И я рассказываю ему… раскрываю, что Каллен — король Корсики, а я должна была стать одной из его многочисленных королев. И он, кажется, не так удивлен, что, в свою очередь, поражает меня.

— Это все? — спрашивает он.

Я киваю.

— Все. Мне больше нечего тебе сказать.

Он больше ничего не говорит, и мы оба молчим несколько секунд. В конце концов, я встаю, стряхивая с шорт песок и щепки ступенек. Несколько кусочков впились мне в бедра, оставив красные отпечатки.

— Думаю, мне следует проверить Мару, — говорю я, внезапно желая уйти от Сойера, хотя не знаю, почему. Я хотела увидеть его для утешения, и с тех пор, как я была в его компании, все, о чем я могу думать, это как защитить Маршалла от его обвинений. И Вивьен. Это утомительно. Хотя у меня нет желания возвращаться домой, чтобы встретиться с Марой, я не совсем уверена, куда еще я могу пойти.

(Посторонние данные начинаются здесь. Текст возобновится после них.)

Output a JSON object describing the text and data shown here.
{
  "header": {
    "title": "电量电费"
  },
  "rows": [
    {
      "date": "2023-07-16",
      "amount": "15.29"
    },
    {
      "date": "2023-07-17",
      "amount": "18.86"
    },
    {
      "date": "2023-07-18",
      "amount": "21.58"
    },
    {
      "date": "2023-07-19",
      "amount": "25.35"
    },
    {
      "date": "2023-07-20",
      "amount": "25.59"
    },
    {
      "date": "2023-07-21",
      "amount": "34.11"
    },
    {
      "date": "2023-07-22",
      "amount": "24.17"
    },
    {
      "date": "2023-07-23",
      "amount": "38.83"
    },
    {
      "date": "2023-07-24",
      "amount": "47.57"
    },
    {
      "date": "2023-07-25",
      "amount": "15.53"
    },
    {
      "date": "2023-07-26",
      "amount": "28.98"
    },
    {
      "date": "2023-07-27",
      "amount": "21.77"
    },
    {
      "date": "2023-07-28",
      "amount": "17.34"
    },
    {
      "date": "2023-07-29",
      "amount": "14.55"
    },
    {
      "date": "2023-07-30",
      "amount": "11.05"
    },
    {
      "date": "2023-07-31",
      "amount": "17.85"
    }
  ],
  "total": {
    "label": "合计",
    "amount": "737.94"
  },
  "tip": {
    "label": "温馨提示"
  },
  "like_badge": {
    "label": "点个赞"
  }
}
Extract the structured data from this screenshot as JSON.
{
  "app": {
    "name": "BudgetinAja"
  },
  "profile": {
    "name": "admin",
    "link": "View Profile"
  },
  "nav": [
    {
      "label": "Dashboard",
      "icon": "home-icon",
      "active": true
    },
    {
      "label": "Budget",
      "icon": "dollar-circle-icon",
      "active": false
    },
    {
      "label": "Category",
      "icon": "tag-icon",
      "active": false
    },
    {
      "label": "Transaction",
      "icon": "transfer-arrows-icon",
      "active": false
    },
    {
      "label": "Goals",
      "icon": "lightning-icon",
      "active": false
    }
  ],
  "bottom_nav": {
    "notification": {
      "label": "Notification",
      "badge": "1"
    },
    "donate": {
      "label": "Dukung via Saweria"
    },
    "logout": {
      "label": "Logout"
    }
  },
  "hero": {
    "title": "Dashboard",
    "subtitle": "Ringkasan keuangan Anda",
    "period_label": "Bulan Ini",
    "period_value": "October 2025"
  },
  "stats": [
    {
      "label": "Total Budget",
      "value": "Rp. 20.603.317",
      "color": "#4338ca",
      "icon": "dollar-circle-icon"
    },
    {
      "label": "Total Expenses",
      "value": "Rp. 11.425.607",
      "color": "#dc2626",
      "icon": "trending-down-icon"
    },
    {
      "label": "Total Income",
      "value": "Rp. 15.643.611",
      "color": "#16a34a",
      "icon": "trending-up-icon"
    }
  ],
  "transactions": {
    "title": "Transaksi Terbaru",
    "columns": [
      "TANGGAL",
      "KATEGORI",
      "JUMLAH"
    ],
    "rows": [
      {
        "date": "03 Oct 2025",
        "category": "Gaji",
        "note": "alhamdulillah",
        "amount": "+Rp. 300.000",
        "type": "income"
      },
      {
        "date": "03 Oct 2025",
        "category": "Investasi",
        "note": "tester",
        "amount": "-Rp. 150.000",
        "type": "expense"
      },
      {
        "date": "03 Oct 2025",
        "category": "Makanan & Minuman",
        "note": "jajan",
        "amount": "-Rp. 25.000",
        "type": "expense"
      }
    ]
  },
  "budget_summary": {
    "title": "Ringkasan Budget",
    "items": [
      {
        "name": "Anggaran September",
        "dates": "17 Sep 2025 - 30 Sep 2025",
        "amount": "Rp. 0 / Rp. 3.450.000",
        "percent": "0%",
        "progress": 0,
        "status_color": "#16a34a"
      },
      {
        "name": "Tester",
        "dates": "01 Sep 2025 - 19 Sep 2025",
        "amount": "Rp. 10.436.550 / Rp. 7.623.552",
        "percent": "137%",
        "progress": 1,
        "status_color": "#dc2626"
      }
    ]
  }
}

Сойер тоже встает, глядя на меня мягкими добрыми глазами. Это взгляд я уже видела у него, когда мои заботы казались такими тривиальными.

— Я дам тебе знать, если что — нибудь еще случится, — тихо говорю я и протягиваю руку, чтобы коснуться его ладони. — Я рада, что ты присматриваешь за мной, — это правда, потому что каждый раз, когда я смотрю на него, меня наполняет теплота, похожая на то, что я чувствую с Маршаллом. Не физическое тепло, вызванное солнцем или жарой, а что — то внутри.

И прежде чем я успеваю понять, что он делает, он наклоняется, притягивает меня к себе и опускает голову, прижимается губами к моим. Я так потрясена, что не отвечаю сразу, но затем растворяюсь в нем и, обхватив его руками, углубляю поцелуй, открывая рот, чтобы дать ему войти языком. И он с радостью принимает мое предложение.

Я не знаю, как долго мы стоим так, соединив губы, пробуя друг друга на вкус. Но, в конце концов, я отстраняюсь, нуждаясь в том, чтобы сделать глубокий вдох. Я смотрю на него и вижу, что он пристально смотрит на меня, и в его глазах удивление — будто он не ожидал меня поцеловать, но все равно сделал это.

Он улыбается и отступает, и, может, мне это кажется, но клянусь, его щеки порозовели.

— Я хочу, чтобы все стало так, как было между нами, Ева, — тихо говорит он.

— Я тоже этого хочу.

— Пожалуйста, поверь мне, когда я говорю, что пытаюсь разобраться во всем этом. Я пытаюсь это понять и принять, и я думаю… думаю, у меня это получается.

Я ничего не говорю, только киваю.

— Я знаю, что тебе нужно вернуться к Маре, — продолжает он, когда мы начинаем идти в сторону улицы. — Но я хочу, чтобы ты знала, что можешь позвонить мне, если тебе что — нибудь понадобится.